Naturally it's abundantly clear that homosexuality existed in the past, and of course each culture had it's own conception of it, and this doesn't make these historical instances fake or less real than our pozzed iteration of it like some "people" who read a half-dozen pages of Foucault like to claim. It's worth noting that most of it involved youths and if you were a grown man getting bummed after a certain age it was seen as disgrace and a social failure, in Rome for example if a male citizen over a certain age was caught being bummed he could lose his citizenship, senators could lose their seats etc. Nor were "these historical homosexualities" nearly as obsessed with anal sex as our current alphabet retards are, in Greece for example it didn't occur that often in favor or other sexual practices, and this makes sense, for it is generally an unhealthy and unsanitary practice.

That being said(I'm sorry for the tangent, I just wanted to clarify a few things) I think homosexuality in particular is maladaptive because it, especially when widespread and left to it's own devices, is socially corrosive and dysgenic for a society in the long run. Homosexuals too also tend to exhibit other pathologies(some which I myself display) such as low-fidelity and high promiscuity. No society can be build on a fundamentally sterile and dysgenic practice. I don't want to go into too much detail lest I stray too far from the actual topic of this thread, but to conclude this part of my of my reply from a social and rational standpoint I condemn the practice, personally I dislike most alphabet faggots and the average bummer, however, on a personal level I would much rather associate with an intelligent and witty homosexual who shares my sensibilities than with some hecking wholesome midwit family man or someone like that retard aryan genius who got banned a while back. Also personally speaking some of the greatest acts of love were also committed by homosexuals, probably because there's much more room for mutual understanding when both sides are "male-brained", to use a silly word.

This part will probably be a bit more "flimsy", as my thoughts on this are not as clear.

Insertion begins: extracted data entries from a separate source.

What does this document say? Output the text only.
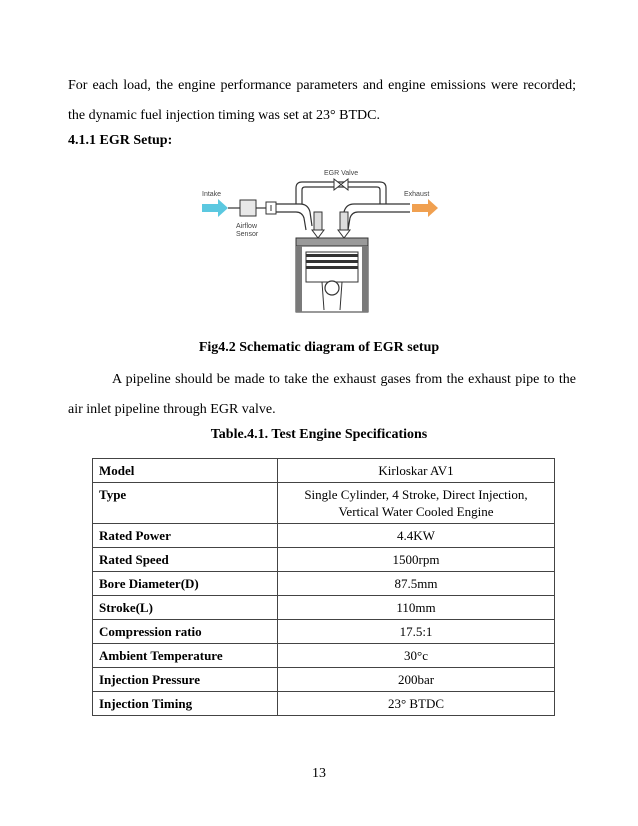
For each load, the engine performance parameters and engine emissions were recorded; the dynamic fuel injection timing was set at 23° BTDC.

4.1.1 EGR Setup:

Intake
Airflow
Sensor
EGR Valve
Exhaust

Fig4.2 Schematic diagram of EGR setup

A pipeline should be made to take the exhaust gases from the exhaust pipe to the air inlet pipeline through EGR valve.

Table.4.1. Test Engine Specifications

Model	Kirloskar AV1
Type	Single Cylinder, 4 Stroke, Direct Injection, Vertical Water Cooled Engine
Rated Power	4.4KW
Rated Speed	1500rpm
Bore Diameter(D)	87.5mm
Stroke(L)	110mm
Compression ratio	17.5:1
Ambient Temperature	30°c
Injection Pressure	200bar
Injection Timing	23° BTDC

13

I think transsexualism is a graver issue, as it is a negation against what would be one's natural(and I use this with a grain of salt but perhaps ideal or optimal would be a better fit) development, it shows a very stark disconnect between one's self image and desires in contrast to their biological reality, which could only come from maladaptive and ad hoc coping mechanisms and obsessions arising with trauma and/or mental disturbances. It is a sort of reality denial I suppose. Often trannies tend to obsess over certain archetypes of femininity instead of the actual essence of what being a biological woman actually is, probably because they don't understand it, but nor do I fully. One may completely socially transition, perhaps even perfectly master secondary female characteristics and behaviors, but the biological and psychological core of what constitutes a woman will forever be lacking. Most biological women probably don't rationally or consciously understand their nature either, but neither do bees comprehend theirs, and that's because they're completely immersed in it, they live it and subconsciously behave in complete accordance to it, they *are* it. Therefore a tranny's conception of woman is merely woman as perceived or conceived by the male mind, and of course the subject's impressions of the object in question can never entirely grasp the reality of it.

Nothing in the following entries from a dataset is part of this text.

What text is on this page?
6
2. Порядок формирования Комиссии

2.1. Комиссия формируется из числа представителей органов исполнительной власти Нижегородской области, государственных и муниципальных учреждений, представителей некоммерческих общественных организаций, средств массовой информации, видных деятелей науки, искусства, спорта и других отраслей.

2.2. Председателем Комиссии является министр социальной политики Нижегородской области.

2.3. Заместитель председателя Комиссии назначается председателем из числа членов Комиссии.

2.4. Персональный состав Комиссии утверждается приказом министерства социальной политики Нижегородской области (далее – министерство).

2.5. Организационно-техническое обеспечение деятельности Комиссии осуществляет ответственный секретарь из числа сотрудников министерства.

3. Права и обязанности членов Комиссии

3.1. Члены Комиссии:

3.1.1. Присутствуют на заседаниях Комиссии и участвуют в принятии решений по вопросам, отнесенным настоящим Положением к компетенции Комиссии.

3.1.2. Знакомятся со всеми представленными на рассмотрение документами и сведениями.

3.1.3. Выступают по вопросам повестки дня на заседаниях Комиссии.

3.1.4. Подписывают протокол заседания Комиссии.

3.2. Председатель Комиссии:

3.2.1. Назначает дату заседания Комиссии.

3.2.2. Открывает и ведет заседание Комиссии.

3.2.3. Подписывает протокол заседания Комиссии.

I could ape the most perceivable aspects of femininity and perhaps become the perfect caricature of it, I could extrapolate and emphasize these impressions to perhaps great effect, but I would never be anything but a caricature. the fundamental difference between a tranny and a woman can be seen by the way in which most trannies develop and behave over time, as you yourself pointed out earlier in this thread, after a certain period of time most trannies will lose interest in heterosexual relationships and encounters and shift towards "transbianism". Tranny sexuality fundamentally different from that of a biological woman, the psychology of a tranny is completely different from that of a woman, and while a tranny's body can be feminized and altered to better approach that of a woman it is still fundamentally a male's body. By transitioning one does not become a woman but simply a feminized/broken male, and subconsciously, and some times even with that goal in mind, it is precisely this that most trannies want to become. Naturally this is all predicated on a total inversion of reality's perception and I'm philosophically opposed to it, nor do I think this is good or desirable to a healthy society or individual.

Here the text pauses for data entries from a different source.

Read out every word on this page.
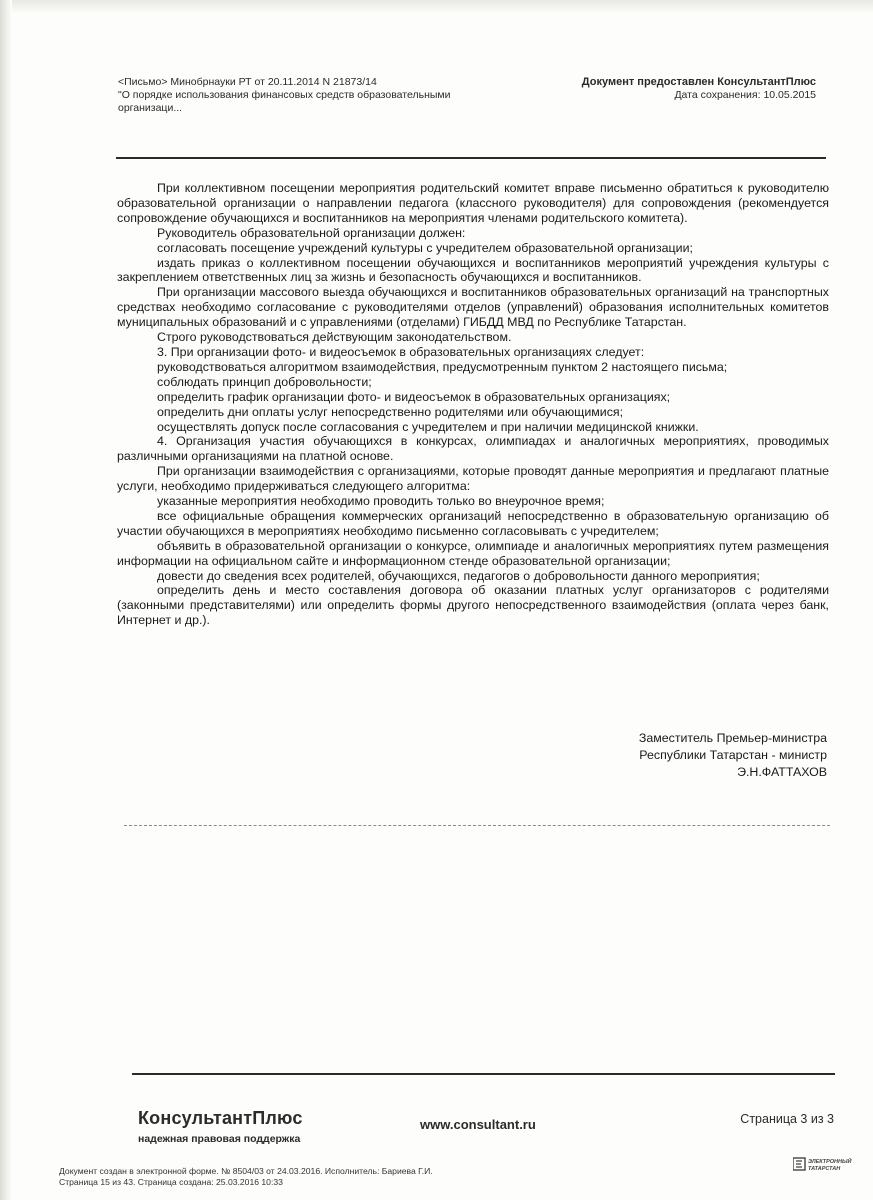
<Письмо> Минобрнауки РТ от 20.11.2014 N 21873/14
"О порядке использования финансовых средств образовательными
организаци...
Документ предоставлен КонсультантПлюс
Дата сохранения: 10.05.2015

При коллективном посещении мероприятия родительский комитет вправе письменно обратиться к руководителю образовательной организации о направлении педагога (классного руководителя) для сопровождения (рекомендуется сопровождение обучающихся и воспитанников на мероприятия членами родительского комитета).

Руководитель образовательной организации должен:

согласовать посещение учреждений культуры с учредителем образовательной организации;

издать приказ о коллективном посещении обучающихся и воспитанников мероприятий учреждения культуры с закреплением ответственных лиц за жизнь и безопасность обучающихся и воспитанников.

При организации массового выезда обучающихся и воспитанников образовательных организаций на транспортных средствах необходимо согласование с руководителями отделов (управлений) образования исполнительных комитетов муниципальных образований и с управлениями (отделами) ГИБДД МВД по Республике Татарстан.

Строго руководствоваться действующим законодательством.

3. При организации фото- и видеосъемок в образовательных организациях следует:

руководствоваться алгоритмом взаимодействия, предусмотренным пунктом 2 настоящего письма;

соблюдать принцип добровольности;

определить график организации фото- и видеосъемок в образовательных организациях;

определить дни оплаты услуг непосредственно родителями или обучающимися;

осуществлять допуск после согласования с учредителем и при наличии медицинской книжки.

4. Организация участия обучающихся в конкурсах, олимпиадах и аналогичных мероприятиях, проводимых различными организациями на платной основе.

При организации взаимодействия с организациями, которые проводят данные мероприятия и предлагают платные услуги, необходимо придерживаться следующего алгоритма:

указанные мероприятия необходимо проводить только во внеурочное время;

все официальные обращения коммерческих организаций непосредственно в образовательную организацию об участии обучающихся в мероприятиях необходимо письменно согласовывать с учредителем;

объявить в образовательной организации о конкурсе, олимпиаде и аналогичных мероприятиях путем размещения информации на официальном сайте и информационном стенде образовательной организации;

довести до сведения всех родителей, обучающихся, педагогов о добровольности данного мероприятия;

определить день и место составления договора об оказании платных услуг организаторов с родителями (законными представителями) или определить формы другого непосредственного взаимодействия (оплата через банк, Интернет и др.).

Заместитель Премьер-министра
Республики Татарстан - министр
Э.Н.ФАТТАХОВ
КонсультантПлюс
надежная правовая поддержка
www.consultant.ru	Страница 3 из 3
Документ создан в электронной форме. № 8504/03 от 24.03.2016. Исполнитель: Бариева Г.И.
Страница 15 из 43. Страница создана: 25.03.2016 10:33
ЭЛЕКТРОННЫЙ
ТАТАРСТАН
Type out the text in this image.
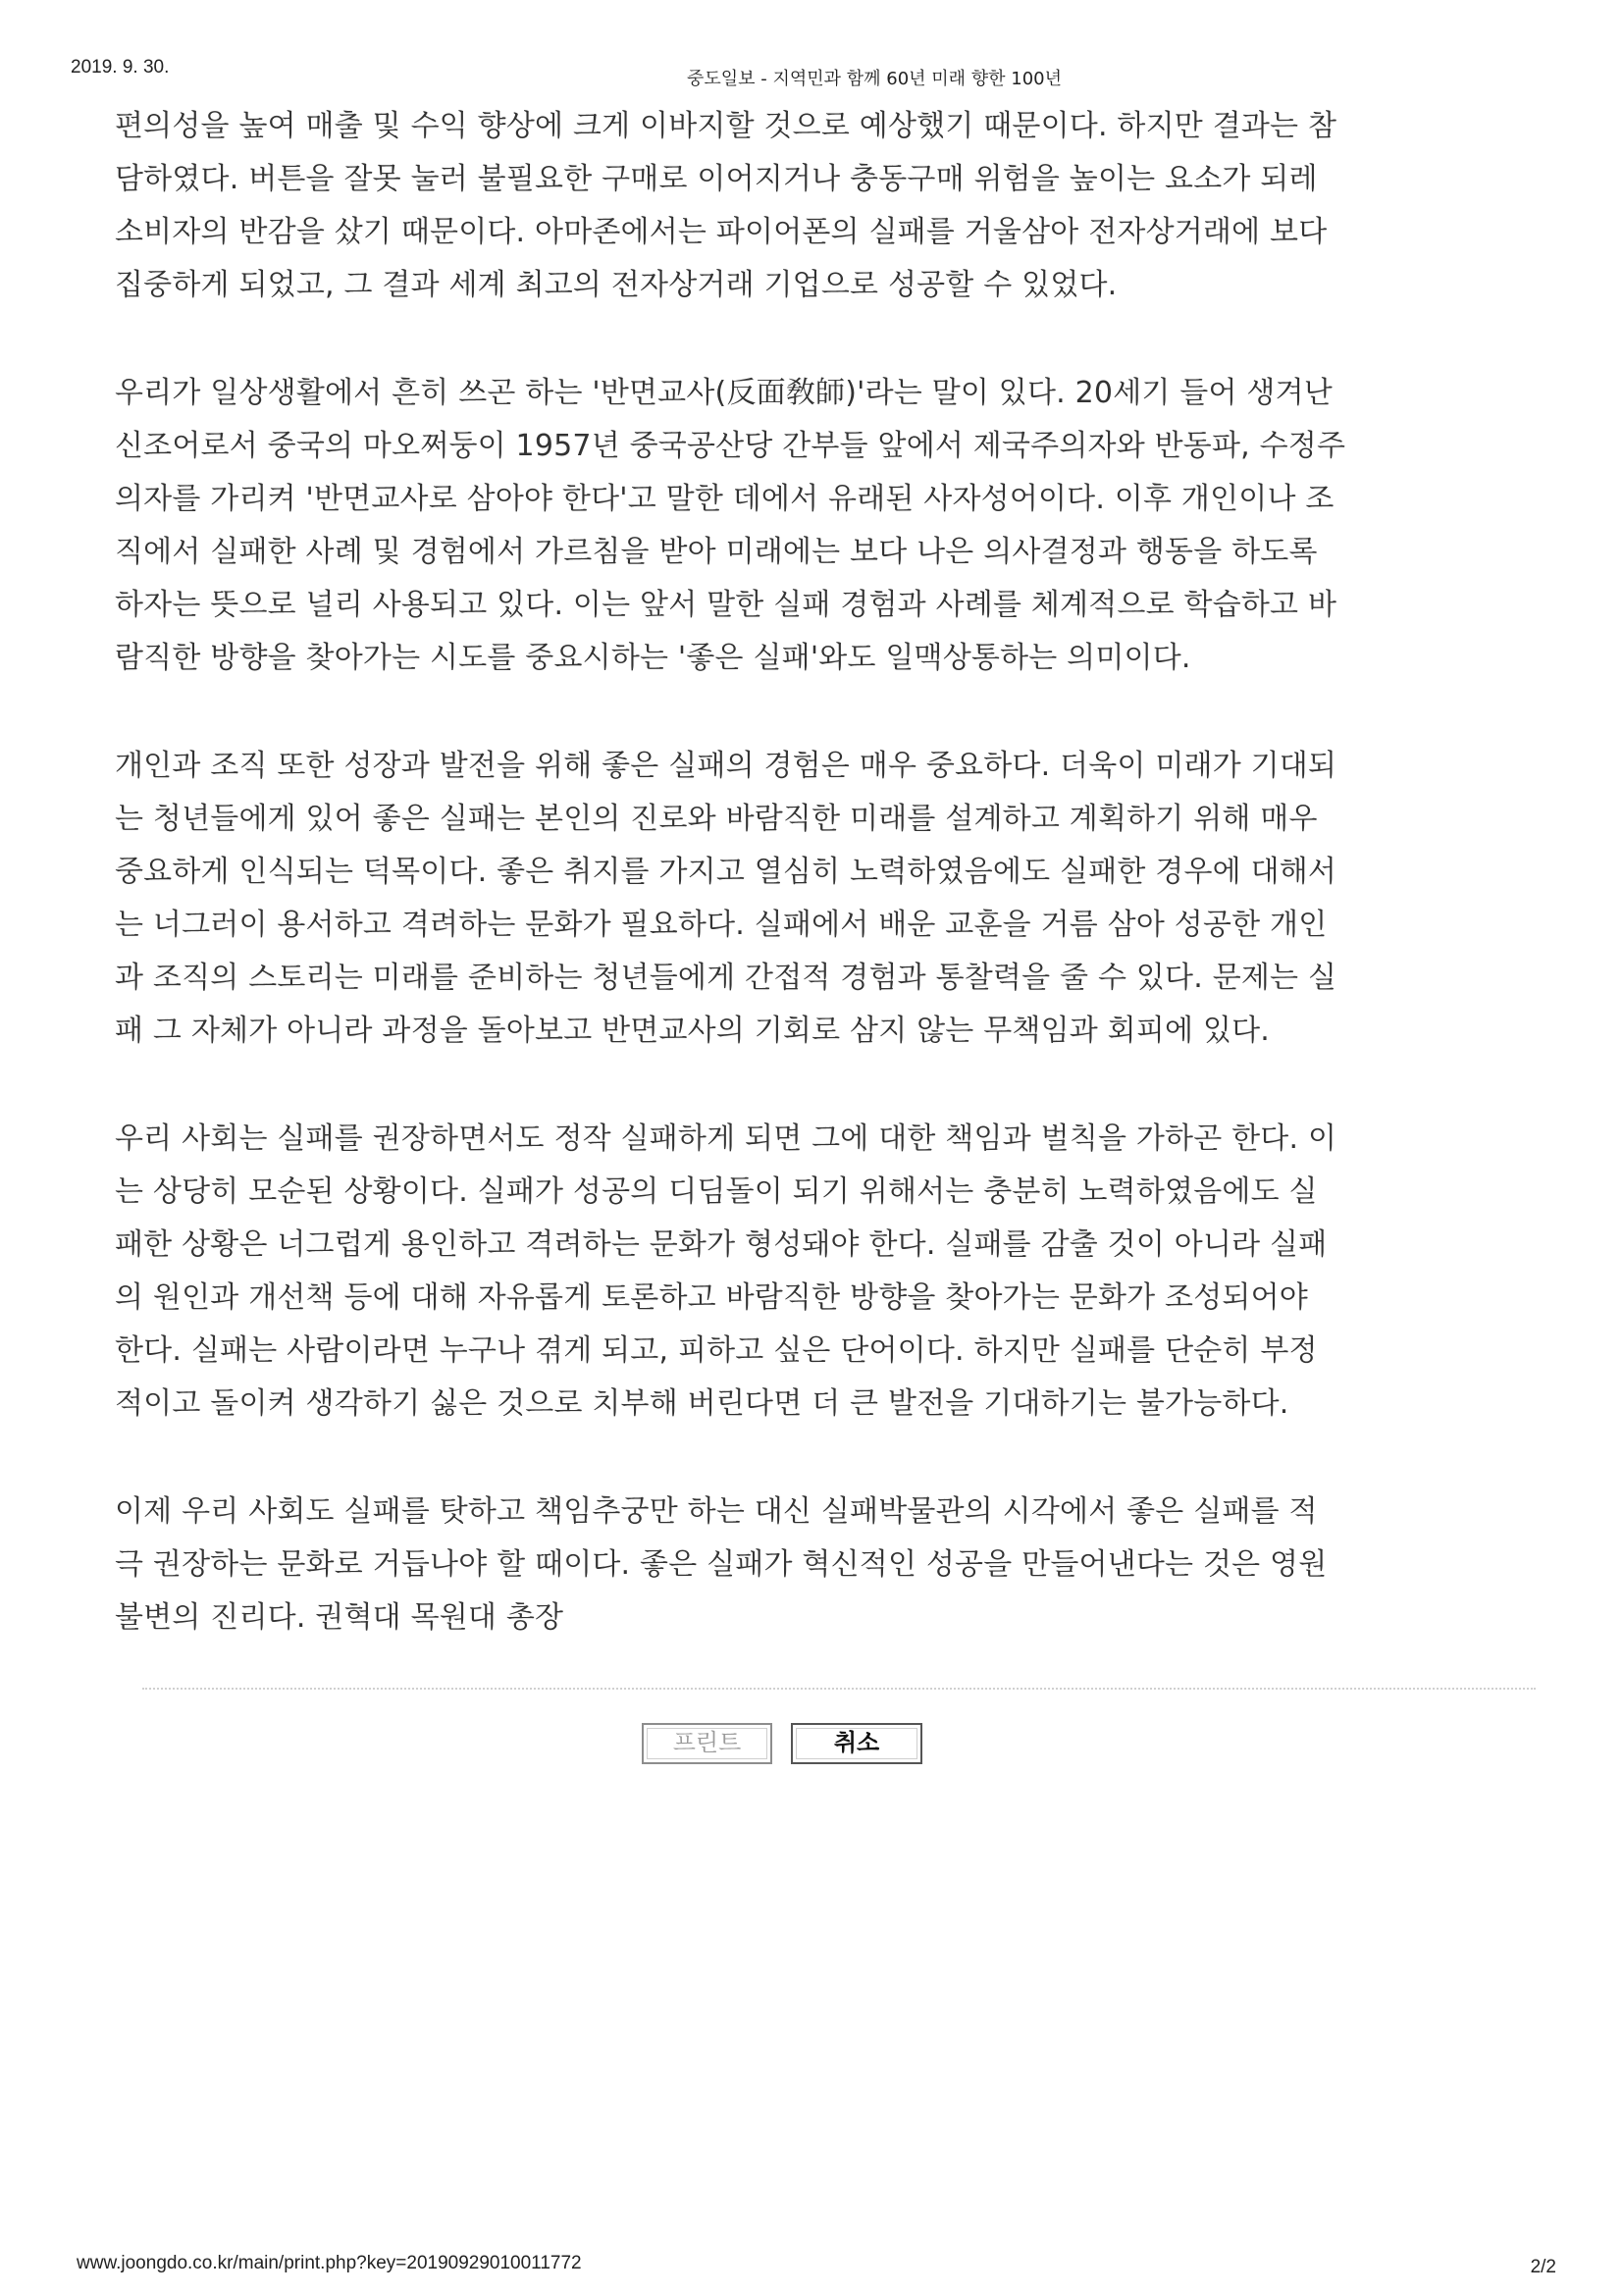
2019. 9. 30.
중도일보 - 지역민과 함께 60년 미래 향한 100년
편의성을 높여 매출 및 수익 향상에 크게 이바지할 것으로 예상했기 때문이다. 하지만 결과는 참
담하였다. 버튼을 잘못 눌러 불필요한 구매로 이어지거나 충동구매 위험을 높이는 요소가 되레
소비자의 반감을 샀기 때문이다. 아마존에서는 파이어폰의 실패를 거울삼아 전자상거래에 보다
집중하게 되었고, 그 결과 세계 최고의 전자상거래 기업으로 성공할 수 있었다.
우리가 일상생활에서 흔히 쓰곤 하는 '반면교사(反面敎師)'라는 말이 있다. 20세기 들어 생겨난
신조어로서 중국의 마오쩌둥이 1957년 중국공산당 간부들 앞에서 제국주의자와 반동파, 수정주
의자를 가리켜 '반면교사로 삼아야 한다'고 말한 데에서 유래된 사자성어이다. 이후 개인이나 조
직에서 실패한 사례 및 경험에서 가르침을 받아 미래에는 보다 나은 의사결정과 행동을 하도록
하자는 뜻으로 널리 사용되고 있다. 이는 앞서 말한 실패 경험과 사례를 체계적으로 학습하고 바
람직한 방향을 찾아가는 시도를 중요시하는 '좋은 실패'와도 일맥상통하는 의미이다.
개인과 조직 또한 성장과 발전을 위해 좋은 실패의 경험은 매우 중요하다. 더욱이 미래가 기대되
는 청년들에게 있어 좋은 실패는 본인의 진로와 바람직한 미래를 설계하고 계획하기 위해 매우
중요하게 인식되는 덕목이다. 좋은 취지를 가지고 열심히 노력하였음에도 실패한 경우에 대해서
는 너그러이 용서하고 격려하는 문화가 필요하다. 실패에서 배운 교훈을 거름 삼아 성공한 개인
과 조직의 스토리는 미래를 준비하는 청년들에게 간접적 경험과 통찰력을 줄 수 있다. 문제는 실
패 그 자체가 아니라 과정을 돌아보고 반면교사의 기회로 삼지 않는 무책임과 회피에 있다.
우리 사회는 실패를 권장하면서도 정작 실패하게 되면 그에 대한 책임과 벌칙을 가하곤 한다. 이
는 상당히 모순된 상황이다. 실패가 성공의 디딤돌이 되기 위해서는 충분히 노력하였음에도 실
패한 상황은 너그럽게 용인하고 격려하는 문화가 형성돼야 한다. 실패를 감출 것이 아니라 실패
의 원인과 개선책 등에 대해 자유롭게 토론하고 바람직한 방향을 찾아가는 문화가 조성되어야
한다. 실패는 사람이라면 누구나 겪게 되고, 피하고 싶은 단어이다. 하지만 실패를 단순히 부정
적이고 돌이켜 생각하기 싫은 것으로 치부해 버린다면 더 큰 발전을 기대하기는 불가능하다.
이제 우리 사회도 실패를 탓하고 책임추궁만 하는 대신 실패박물관의 시각에서 좋은 실패를 적
극 권장하는 문화로 거듭나야 할 때이다. 좋은 실패가 혁신적인 성공을 만들어낸다는 것은 영원
불변의 진리다. 권혁대 목원대 총장
프린트	취소
www.joongdo.co.kr/main/print.php?key=20190929010011772	2/2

I also agree with an earlier post by Anthony about the commonalities between internet autists of our kind and trannies, both being fundamentally broken and alienated but tending towards different ideals. I think transsexualism is to a large extent exactly that, a great impulse downwards, a giving in to lower impulses and the worm within man. I do sympathize with trannies, however, many being naturally-gifted and intelligent such as yourself, and also because I myself still struggle with the issue, I am a decadent. I think we should be firm in opposing it, but that doesn't mean the best way to deal with trannies is just posting hanging troonjacks and repeating the 41% mantra every time we come across one, a lot of younger trannies and those falling into it can still be salvaged.

I'm not religious nor was I raised in a religious environment, I same some pantheistic notions that are not worth getting into right now but generally speaking I do believe in a first principle that precedes all things, I'm still not sure if I would call it God though. I believe Organized religion is absolutely necessary for any human society as well as part of human nature, having no religion is much greater evil then religion. Every dogma exists for a reason, which not be entirely clear at first glance but it all serves a purpose, or in a worse scenario, at least used to and degenerated into a half-forgotten half-misunderstood form of itself. Most people thrive through the path of obedience and that's fine. I somewhat begrudgingly accord Christianity it's due and admire some aspects of it while fundamentally disagreeing with it's core assertions, I like the more Hellenic aspects of Christianity while disliking it's Hebraic characteristics. I studied the subject in some depth in the past and I find textual as well theological interpretation of the bible both through philological and Christian lenses very interesting and of great important if one wishes to understand the development of the European mind.

Of course I'm rw but I'm not too autistic about defining myself with overly specific jargon, I'm largely a reactionary for lack a better term but not a blind worshipers of dead forms and traditions nor a simple laudator temporis acti. I think our Classical legacy is fundamental to our civilization and one of the reasons behind it's current ills is the degradation of classical learning and knowledge of both Latin and Greek, but specially the former. Also very influenced by Hölderlin in a lot of ways. Some sort of vitalist I guess. I already feel extremely retarded assigning all of these silly labels to myself, not a fan of autistic body politics.

I will respond to the rest of your post later, I have a few things to do at the moment, sorry for the many tangents.

last post was probably full of typos because I didn't re-read it before posting, sorry.
(01-03-2023, 09:13 PM)Guest Wrote: [ -> ]...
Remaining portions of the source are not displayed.